L'ancien premier ministre Ehud Olmert, figure centrale de la politique israélienne, a été condamné lundi à huit mois de prison ferme pour fraude, poursuivant sa descente aux enfers après avoir dirigé le pays et tenté de faire la paix avec les Palestiniens.

La peine prononcée par un tribunal de Jérusalem est la deuxième condamnation ferme prononcée en l'espace d'un an contre celui qui fut à la tête du gouvernement de 2006 à 2009 et dont la carrière est éclaboussée par les accusations de corruption.

M. Olmert, 69 ans, est condamné à huit mois de prison ferme, huit mois avec sursis et 100 000 shekels d'amende (environ 25 000 dollars) pour avoir perçu et dissimulé des dizaines de milliers de dollars de l'homme d'affaires américain Morris Talansky, une connaissance de longue date, alors qu'il était ministre du Commerce et de l'Industrie (à partir de 2003), dit le jugement.

«Une telle conduite oblige à hisser le drapeau noir et mérite une peine significative et la prison ferme», ont écrit les trois juges du tribunal.

Les avocats de M. Olmert, qui a entendu sa condamnation en chemise bleu azur et les traits tirés, ont immédiatement annoncé qu'ils faisaient appel, ce qui suspend l'application de la peine. Il n'existe «pas de preuve de l'usage personnel qu'Ehud Olmert» aurait fait de cet argent, ont-ils expliqué dans un communiqué.

M. Olmert est déjà, depuis mai 2014, sous le coup d'une condamnation à six ans de prison ferme pour avoir touché des pots-de-vin dans un énorme projet immobilier alors qu'il était maire de Jérusalem (1993-2003). Là aussi, l'application de la peine est soumise à un appel.

Amateur de bonne chère

Le tribunal qui a condamné M. Olmert lundi a prévenu que, si elles étaient confirmées, les deux condamnations se cumuleraient.

Inquiété depuis des années, l'ancien avocat d'affaires, grand amateur de costumes chics, de cigares, de football, de bonne chère et de voyages à l'étranger paraissait pouvoir échapper à la Justice jusqu'en 2014.

Ancien du Likoud (droite), fidèle d'Ariel Sharon qu'il suivit au nouveau parti Kadima (centre droit), M. Olmert lui avait succédé à la tête du gouvernement en 2006 quand une attaque cérébrale foudroya M. Sharon.

Les soupçons avaient contraint M. Olmert à renoncer aux primaires de Kadima (centre droit), ouvrant la voie à l'accession au pouvoir de Benjamin Netanyahu, qui dirige Israël depuis.

Pour de nombreux Israéliens, M. Olmert porte la responsabilité des ratés de la guerre contre le Hezbollah au Liban en juillet-août 2006.

M. Olmert a aussi mené des négociations intensives, mais infructueuses, pour tenter de résoudre le conflit israélo-palestinien.
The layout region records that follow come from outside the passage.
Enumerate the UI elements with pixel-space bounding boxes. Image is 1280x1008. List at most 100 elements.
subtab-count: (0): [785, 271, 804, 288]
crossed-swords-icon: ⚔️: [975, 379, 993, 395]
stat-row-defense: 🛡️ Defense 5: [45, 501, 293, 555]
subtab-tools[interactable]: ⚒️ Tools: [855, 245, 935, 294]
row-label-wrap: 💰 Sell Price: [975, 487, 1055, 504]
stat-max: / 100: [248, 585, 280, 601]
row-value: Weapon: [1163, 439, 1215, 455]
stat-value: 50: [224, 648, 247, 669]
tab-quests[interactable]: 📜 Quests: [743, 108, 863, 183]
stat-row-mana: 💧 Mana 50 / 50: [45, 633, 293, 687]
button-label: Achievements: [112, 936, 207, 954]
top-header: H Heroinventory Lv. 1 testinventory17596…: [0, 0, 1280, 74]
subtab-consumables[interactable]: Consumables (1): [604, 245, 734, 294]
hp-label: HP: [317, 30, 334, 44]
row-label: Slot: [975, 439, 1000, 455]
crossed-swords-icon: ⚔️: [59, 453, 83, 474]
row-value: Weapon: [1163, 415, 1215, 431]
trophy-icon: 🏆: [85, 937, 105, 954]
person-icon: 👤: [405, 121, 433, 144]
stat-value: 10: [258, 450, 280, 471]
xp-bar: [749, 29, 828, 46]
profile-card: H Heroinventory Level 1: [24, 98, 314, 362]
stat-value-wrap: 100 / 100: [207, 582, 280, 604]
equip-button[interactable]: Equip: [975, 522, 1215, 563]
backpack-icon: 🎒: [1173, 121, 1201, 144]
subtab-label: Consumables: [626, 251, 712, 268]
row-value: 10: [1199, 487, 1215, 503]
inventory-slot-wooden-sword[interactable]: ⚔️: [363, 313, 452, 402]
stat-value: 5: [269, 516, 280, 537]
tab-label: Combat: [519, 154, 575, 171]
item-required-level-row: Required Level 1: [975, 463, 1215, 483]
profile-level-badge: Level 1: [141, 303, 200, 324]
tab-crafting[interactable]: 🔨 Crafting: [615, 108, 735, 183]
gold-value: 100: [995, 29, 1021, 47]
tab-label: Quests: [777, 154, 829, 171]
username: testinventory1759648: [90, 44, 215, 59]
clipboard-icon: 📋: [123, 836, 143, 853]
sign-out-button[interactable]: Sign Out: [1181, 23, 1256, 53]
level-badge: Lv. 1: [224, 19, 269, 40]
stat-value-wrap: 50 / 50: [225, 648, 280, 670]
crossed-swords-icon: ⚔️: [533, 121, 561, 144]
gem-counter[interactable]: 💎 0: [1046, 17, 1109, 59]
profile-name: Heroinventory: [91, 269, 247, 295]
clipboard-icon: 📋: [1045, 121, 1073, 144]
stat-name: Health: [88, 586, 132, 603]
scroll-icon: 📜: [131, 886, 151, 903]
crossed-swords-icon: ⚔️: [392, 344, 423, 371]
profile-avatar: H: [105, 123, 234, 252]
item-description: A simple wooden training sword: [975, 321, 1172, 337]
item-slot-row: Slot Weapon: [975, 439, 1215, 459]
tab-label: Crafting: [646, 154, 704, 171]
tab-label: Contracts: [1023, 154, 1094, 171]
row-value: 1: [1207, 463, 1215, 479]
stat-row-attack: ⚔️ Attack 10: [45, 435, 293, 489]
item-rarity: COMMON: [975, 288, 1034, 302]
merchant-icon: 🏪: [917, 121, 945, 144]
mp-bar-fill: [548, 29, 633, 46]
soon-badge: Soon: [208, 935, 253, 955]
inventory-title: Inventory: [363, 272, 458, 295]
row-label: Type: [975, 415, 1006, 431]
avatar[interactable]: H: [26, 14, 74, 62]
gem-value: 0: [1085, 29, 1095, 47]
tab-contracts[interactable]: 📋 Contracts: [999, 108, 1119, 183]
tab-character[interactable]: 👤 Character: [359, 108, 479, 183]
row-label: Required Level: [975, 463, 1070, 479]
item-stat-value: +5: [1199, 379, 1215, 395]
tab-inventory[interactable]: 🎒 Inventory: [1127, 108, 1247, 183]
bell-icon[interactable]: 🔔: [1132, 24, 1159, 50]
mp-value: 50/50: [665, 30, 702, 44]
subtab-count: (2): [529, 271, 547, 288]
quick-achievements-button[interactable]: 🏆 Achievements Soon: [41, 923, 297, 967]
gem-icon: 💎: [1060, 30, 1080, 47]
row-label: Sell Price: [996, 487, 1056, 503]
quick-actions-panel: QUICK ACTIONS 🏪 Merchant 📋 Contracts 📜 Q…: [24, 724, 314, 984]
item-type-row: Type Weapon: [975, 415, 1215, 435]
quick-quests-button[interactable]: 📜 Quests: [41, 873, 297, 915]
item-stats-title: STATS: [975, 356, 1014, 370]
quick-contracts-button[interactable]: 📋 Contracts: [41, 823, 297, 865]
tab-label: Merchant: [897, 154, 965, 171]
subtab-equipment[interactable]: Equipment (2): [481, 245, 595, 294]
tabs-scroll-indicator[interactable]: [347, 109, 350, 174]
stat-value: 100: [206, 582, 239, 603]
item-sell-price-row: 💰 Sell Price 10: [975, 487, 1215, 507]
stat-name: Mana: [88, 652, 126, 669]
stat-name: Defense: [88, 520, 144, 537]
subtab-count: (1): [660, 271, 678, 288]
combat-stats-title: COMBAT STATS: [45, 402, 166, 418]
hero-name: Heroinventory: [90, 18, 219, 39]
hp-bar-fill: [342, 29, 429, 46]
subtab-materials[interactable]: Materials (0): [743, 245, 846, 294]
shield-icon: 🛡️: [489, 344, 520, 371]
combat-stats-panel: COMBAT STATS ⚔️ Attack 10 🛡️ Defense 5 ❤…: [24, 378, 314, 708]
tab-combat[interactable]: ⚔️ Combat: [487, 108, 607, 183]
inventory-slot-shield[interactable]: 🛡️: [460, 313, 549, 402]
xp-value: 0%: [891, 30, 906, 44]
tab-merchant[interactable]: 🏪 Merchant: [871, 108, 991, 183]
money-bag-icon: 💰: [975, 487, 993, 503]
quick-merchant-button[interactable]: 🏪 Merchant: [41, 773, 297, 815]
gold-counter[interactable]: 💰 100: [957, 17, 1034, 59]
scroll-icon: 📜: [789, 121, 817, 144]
Favorable à la création d'un État palestinien, il était prêt à un retrait israélien de la plus grande part de la Cisjordanie occupée, à des échanges de territoires avec les Palestiniens. Il acceptait aussi que Jérusalem soit la capitale de deux États, israélien et palestinien.

Des efforts qui «méritent l'admiration»

Dans une lettre versée au procès, l'ancien premier ministre britannique et émissaire international pour le Proche-Orient Tony Blair parlait de sa relation d'amitié et de confiance avec M. Olmert et disait, selon la presse israélienne: «Les efforts conscients d'Ehud en faveur de la paix avec les voisins d'Israël méritent l'admiration».

Les juges ont accédé à l'argument et opté pour une «peine légère en raison de la contribution apportée par Ehud Olmert au pays».

Mais, ajoutent-ils, «un homme public, un ministre qui reçoit de l'argent liquide en dollars, les détient dans une caisse secrète et en fait usage à des fins personnelles commet un délit qui porte atteinte à la confiance de la population envers le service public».

Selon le jugement, M. Olmert, alors ministre, a reçu de Morris Talansky au moins 150 000 dollars, et la somme a alimenté une caisse secrète contenant déjà 300 000 dollars provenant de versements en liquide. M. Olmert «décidait seul de l'usage de cet argent. Il a été prouvé que cet argent servait aussi à un usage personnel et privé», disent les juges.

M. Olmert avait initialement été relaxé dans cette affaire. Mais la justice avait rouvert le dossier après que son ex-secrétaire et femme de confiance Shula Zaken eut révélé l'existence d'agendas et d'enregistrements de conversations compromettantes avec M. Olmert.